199202 SisterAct: A Program Evidencing the Success of Intergenerational Communication as a Strategy for HIV/AIDS Prevention among African American Girls and Women

Monday, November 9, 2009

Nayantara Watsa, BA , Community Based Organization, The Women's Collective, Washington, DC
Abby Charles, BA, MPH , Community Based Organization, The Women's Collective, Washington, DC
Issue: HIV/AIDS is increasing among women in DC at alarming rates. Although Black women make up 58% of the female population, they accounted for 90% of all new female HIV cases from 2001-2006 and represented 82% of infections among young women ages 13 to 24.

Description: SisterAct is an innovative, 10-session, intergenerational HIV prevention education intervention that builds on CDC's DEBI, SISTA, by: 1) incorporating non-judgmental, age-appropriate, cross-generational communication skills about the female body and sexual health issues; (2) using visual and spoken art, music, and dance to engage multi-generations of women in socially and culturally appropriate HIV prevention education; and (3) pairing an educational behavioral intervention with free, woman-focused, individual and family counseling and HIV counseling and testing services.

Lessons Learned: SisterAct was implemented with 121 African-American women and girls over a 6-month period.
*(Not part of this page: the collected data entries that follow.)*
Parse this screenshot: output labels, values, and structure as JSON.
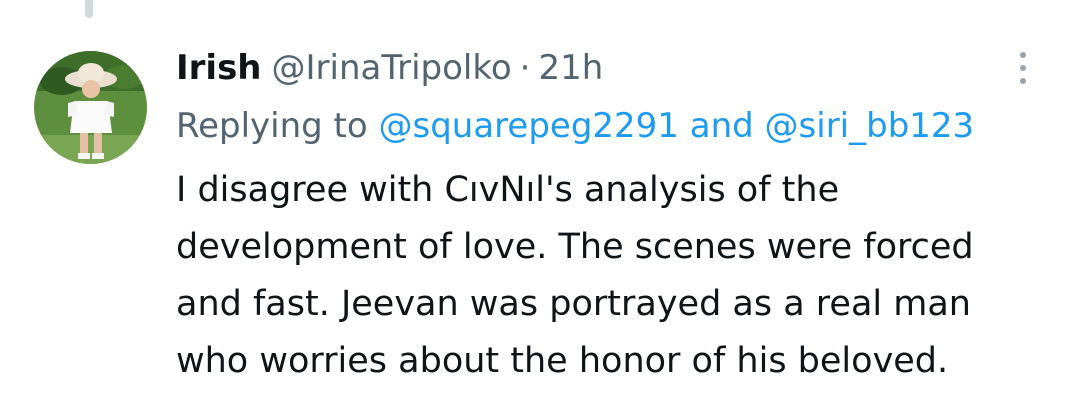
{
  "tweet": {
    "display_name": "Irish",
    "handle": "@IrinaTripolko",
    "separator": "·",
    "time": "21h",
    "more_icon": "more-vertical-icon",
    "reply": {
      "prefix": "Replying to",
      "mention_1": "@squarepeg2291",
      "conjunction": "and",
      "mention_2": "@siri_bb123"
    },
    "body_lines": [
      "I disagree with CıvNıl's analysis of the",
      "development of love. The scenes were forced",
      "and fast. Jeevan was portrayed as a real man",
      "who worries about the honor of his beloved."
    ]
  },
  "colors": {
    "text": "#0f1419",
    "secondary": "#536471",
    "link": "#1d9bf0",
    "thread_line": "#cfd9de"
  }
}
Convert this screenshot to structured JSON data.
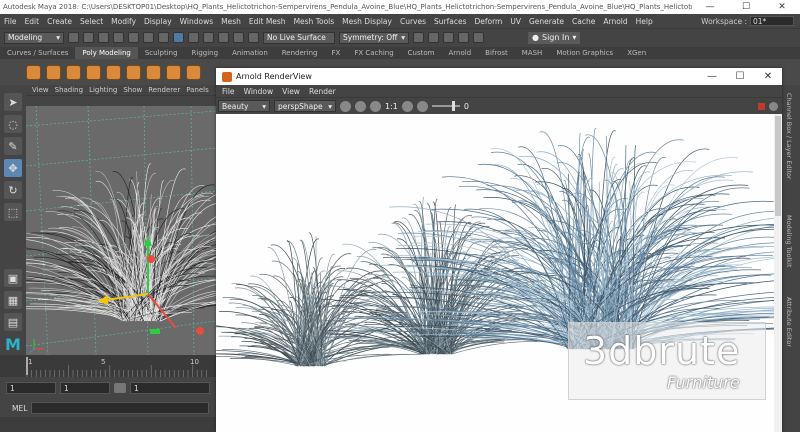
{
  "window": {
    "title": "Autodesk Maya 2018: C:\\Users\\DESKTOP01\\Desktop\\HQ_Plants_Helictotrichon-Sempervirens_Pendula_Avoine_Blue\\HQ_Plants_Helictotrichon-Sempervirens_Pendula_Avoine_Blue\\HQ_Plants_Helictotrichon-Sempervirens_Pendu...",
    "minimize": "—",
    "maximize": "☐",
    "close": "✕"
  },
  "menubar": {
    "items": [
      "File",
      "Edit",
      "Create",
      "Select",
      "Modify",
      "Display",
      "Windows",
      "Mesh",
      "Edit Mesh",
      "Mesh Tools",
      "Mesh Display",
      "Curves",
      "Surfaces",
      "Deform",
      "UV",
      "Generate",
      "Cache",
      "Arnold",
      "Help"
    ],
    "workspace_label": "Workspace :",
    "workspace_value": "01*"
  },
  "statusline": {
    "mode": "Modeling",
    "live_surface": "No Live Surface",
    "symmetry": "Symmetry: Off",
    "sign_in": "Sign In"
  },
  "shelf": {
    "tabs": [
      "Curves / Surfaces",
      "Poly Modeling",
      "Sculpting",
      "Rigging",
      "Animation",
      "Rendering",
      "FX",
      "FX Caching",
      "Custom",
      "Arnold",
      "Bifrost",
      "MASH",
      "Motion Graphics",
      "XGen"
    ],
    "active_tab": "Poly Modeling"
  },
  "viewport": {
    "menu": [
      "View",
      "Shading",
      "Lighting",
      "Show",
      "Renderer",
      "Panels"
    ]
  },
  "timeline": {
    "tick_labels": [
      "1",
      "5",
      "10"
    ],
    "range_start": "1",
    "range_inner": "1",
    "range_field": "1"
  },
  "mel": {
    "label": "MEL"
  },
  "right_tabs": [
    "Channel Box / Layer Editor",
    "Modeling Toolkit",
    "Attribute Editor"
  ],
  "renderview": {
    "title": "Arnold RenderView",
    "menu": [
      "File",
      "Window",
      "View",
      "Render"
    ],
    "aov": "Beauty",
    "camera": "perspShape",
    "ratio": "1:1",
    "exposure": "0",
    "min": "—",
    "max": "☐",
    "close": "✕"
  },
  "watermark": {
    "brand": "3dbrute",
    "sub": "Furniture"
  },
  "colors": {
    "maya_logo": "#2fb2c7",
    "grass_blue": "#6f8ea6",
    "grass_dark": "#4f5e66",
    "stop": "#c0392b"
  }
}
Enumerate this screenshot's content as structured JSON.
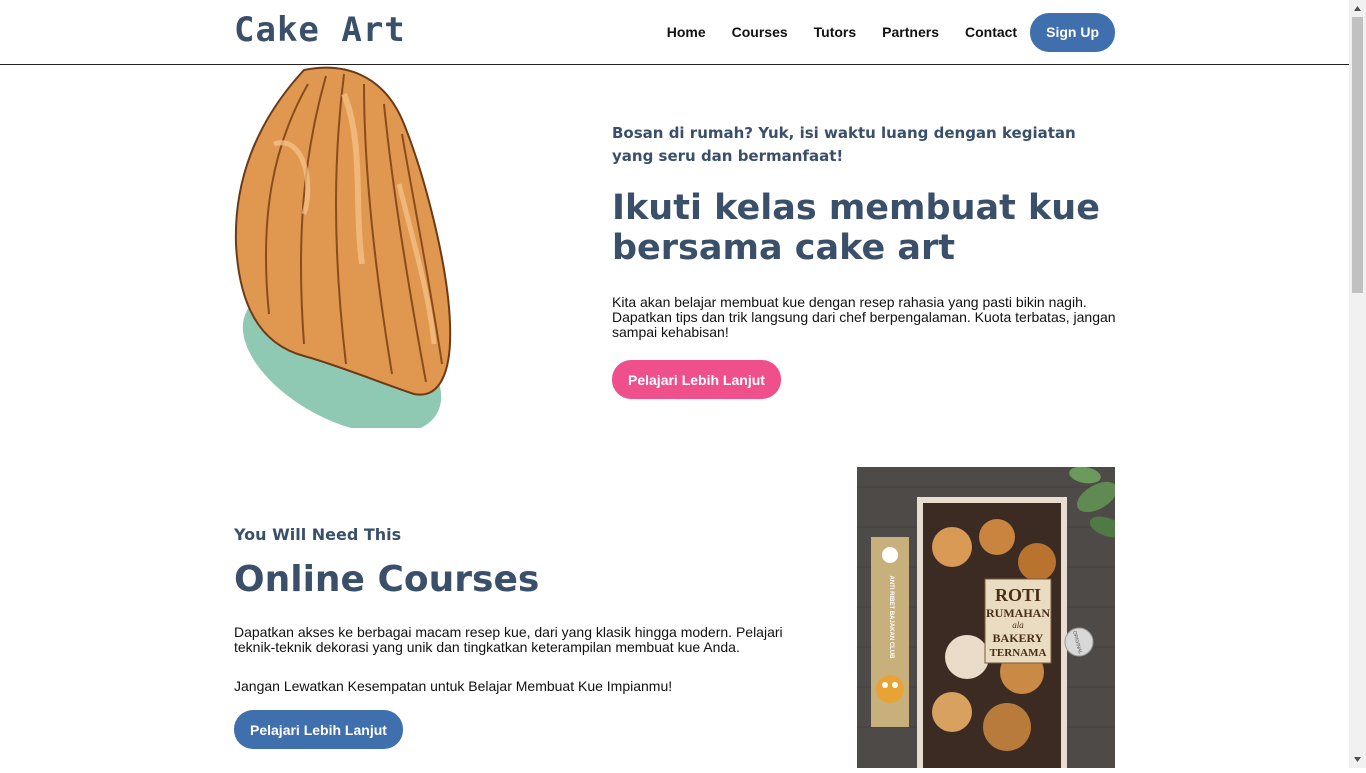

SisterAct (1) increased communication between female family and kinship network members about sexual health; (2) increased knowledge of the risk factors for HIV infection and how to prevent transmission; (3) increased participants' ability to introduce safer sex practices into their lives and their social networks; and (4) built confidence and normalcy into accessing HIV testing and family counseling.

Recommendations:

Greater investment in the research, implementation and evaluation of cross-generational, multi-pronged HIV prevention interventions such as SisterAct, through partnerships with schools, medical providers, and religious and community organizations is necessary to ensure maximization of the beneficial outcomes of this strategy for HIV prevention for African American girls and women.

Learning Objectives:
Describe how TWC’s SisterAct model successfully builds appropriate mechanisms for effective, integrated, and sustainable communication across generations of African American girls and women in Washington, DC thus reducing their risk for HIV infection

Keywords: HIV Interventions, Communication

Presenting author's disclosure statement:

Qualified on the content I am responsible for because: I have coordinated the SisterAct Intergenerational program at The Women's Collective about which this abstract was written for the last two years.
Any relevant financial relationships? No

I agree to comply with the American Public Health Association Conflict of Interest and Commercial Support Guidelines, and to disclose to the participants any off-label or experimental uses of a commercial product or service discussed in my presentation.